Let's check each option:
Option A:
- For (8, 10): \( \frac{10}{8} = 1.25 \)
- For (12, 15): \( \frac{15}{12} = 1.25 \)
- For (16, 25): \( \frac{25}{16} = 1.5625 \)
- For (24, 30): \( \frac{30}{24} = 1.25 \)
Not all ratios are equal, so this is not proportional.
Option B:
- For (12, 12): \( \frac{12}{12} = 1 \)
- For (18, 24): \( \frac{24}{18} = \frac{4}{3} \)
- For (30, 36): \( \frac{36}{30} = 1.2 \)
- For (36, 48): \( \frac{48}{36} = \frac{4}{3} \)
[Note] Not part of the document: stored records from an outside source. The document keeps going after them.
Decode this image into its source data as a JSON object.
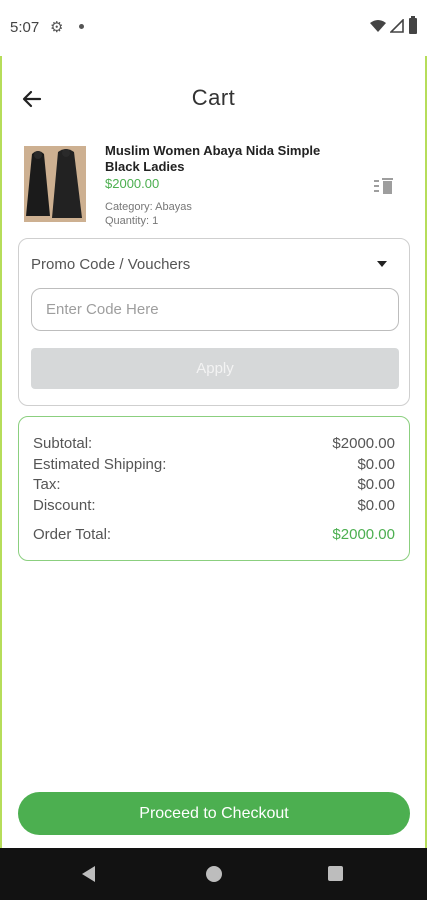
{
  "status_bar": {
    "time": "5:07",
    "icons": [
      "gear-icon",
      "notification-dot-icon",
      "wifi-icon",
      "signal-icon",
      "battery-icon"
    ]
  },
  "app_bar": {
    "title": "Cart",
    "back_icon": "arrow-left-icon"
  },
  "cart_item": {
    "name": "Muslim Women Abaya Nida Simple Black Ladies",
    "price": "$2000.00",
    "category_label": "Category:",
    "category_value": "Abayas",
    "quantity_label": "Quantity:",
    "quantity_value": "1",
    "delete_icon": "trash-icon"
  },
  "promo": {
    "header": "Promo Code / Vouchers",
    "input_value": "",
    "input_placeholder": "Enter Code Here",
    "apply_label": "Apply"
  },
  "summary": {
    "subtotal_label": "Subtotal:",
    "subtotal_value": "$2000.00",
    "shipping_label": "Estimated Shipping:",
    "shipping_value": "$0.00",
    "tax_label": "Tax:",
    "tax_value": "$0.00",
    "discount_label": "Discount:",
    "discount_value": "$0.00",
    "total_label": "Order Total:",
    "total_value": "$2000.00"
  },
  "checkout": {
    "label": "Proceed to Checkout"
  },
  "colors": {
    "accent": "#4caf50",
    "border_green": "#8bcf7f",
    "disabled_button": "#d6d8d9",
    "nav_bar": "#121212"
  }
}
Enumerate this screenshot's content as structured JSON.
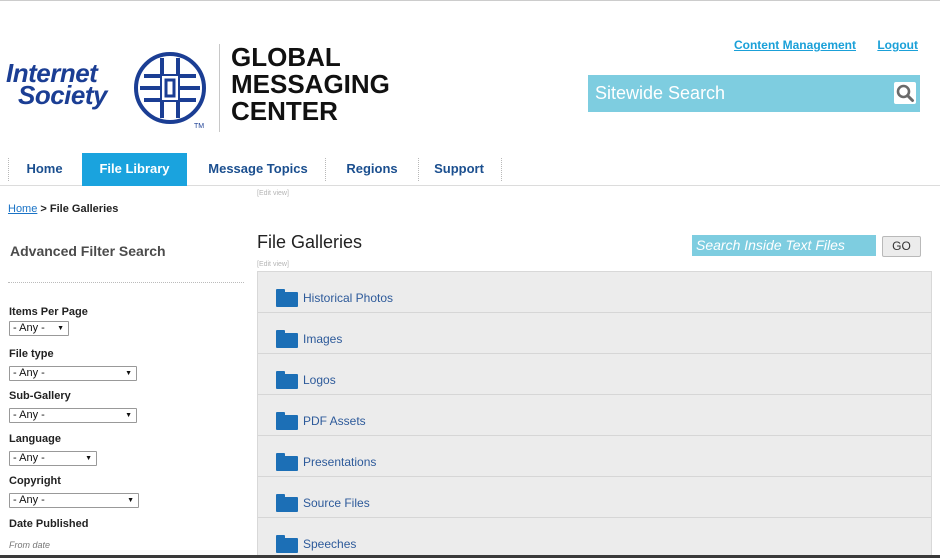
{
  "logo": {
    "line1": "Internet",
    "line2": "Society",
    "tm": "TM",
    "globe_icon": "isoc-globe-icon"
  },
  "site_title": {
    "line1": "GLOBAL",
    "line2": "MESSAGING",
    "line3": "CENTER"
  },
  "top_links": {
    "content_management": "Content Management",
    "logout": "Logout"
  },
  "site_search": {
    "placeholder": "Sitewide Search",
    "icon": "search-icon"
  },
  "nav": {
    "items": [
      {
        "label": "Home"
      },
      {
        "label": "File Library",
        "active": true
      },
      {
        "label": "Message Topics"
      },
      {
        "label": "Regions"
      },
      {
        "label": "Support"
      }
    ]
  },
  "edit_view": "[Edit view]",
  "breadcrumb": {
    "home": "Home",
    "separator": " > ",
    "current": "File Galleries"
  },
  "sidebar": {
    "title": "Advanced Filter Search",
    "filters": [
      {
        "label": "Items Per Page",
        "value": "- Any -"
      },
      {
        "label": "File type",
        "value": "- Any -"
      },
      {
        "label": "Sub-Gallery",
        "value": "- Any -"
      },
      {
        "label": "Language",
        "value": "- Any -"
      },
      {
        "label": "Copyright",
        "value": "- Any -"
      }
    ],
    "date_published": {
      "label": "Date Published",
      "from_label": "From date"
    }
  },
  "main": {
    "title": "File Galleries",
    "text_search": {
      "placeholder": "Search Inside Text Files"
    },
    "go_label": "GO",
    "galleries": [
      {
        "label": "Historical Photos"
      },
      {
        "label": "Images"
      },
      {
        "label": "Logos"
      },
      {
        "label": "PDF Assets"
      },
      {
        "label": "Presentations"
      },
      {
        "label": "Source Files"
      },
      {
        "label": "Speeches"
      }
    ]
  },
  "colors": {
    "accent": "#1aa3de",
    "search_bg": "#7ecde0",
    "link": "#1a73c6",
    "folder": "#1c6fb6",
    "logo_blue": "#1b3e94"
  }
}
Not all ratios are equal, so this is not proportional.
Option C:
- For (12, 4): \( \frac{4}{12} = \frac{1}{3} \)
- For (18, 8): \( \frac{8}{18} = \frac{4}{9} \)
- For (30, 16): \( \frac{16}{30} = \frac{8}{15} \)
- For (36, 24): \( \frac{24}{36} = \frac{2}{3} \)
Not all ratios are equal, so this is not proportional.
Option D:
- For (12, 10): \( \frac{10}{12} = \frac{5}{6} \)
- For (18, 15): \( \frac{15}{18} = \frac{5}{6} \)
- For (30, 25): \( \frac{25}{30} = \frac{5}{6} \)
- For (36, 30): \( \frac{30}{36} = \frac{5}{6} \)
All ratios are equal, so this is a proportional relationship.
Conclusion:
Option D represents a proportional relationship.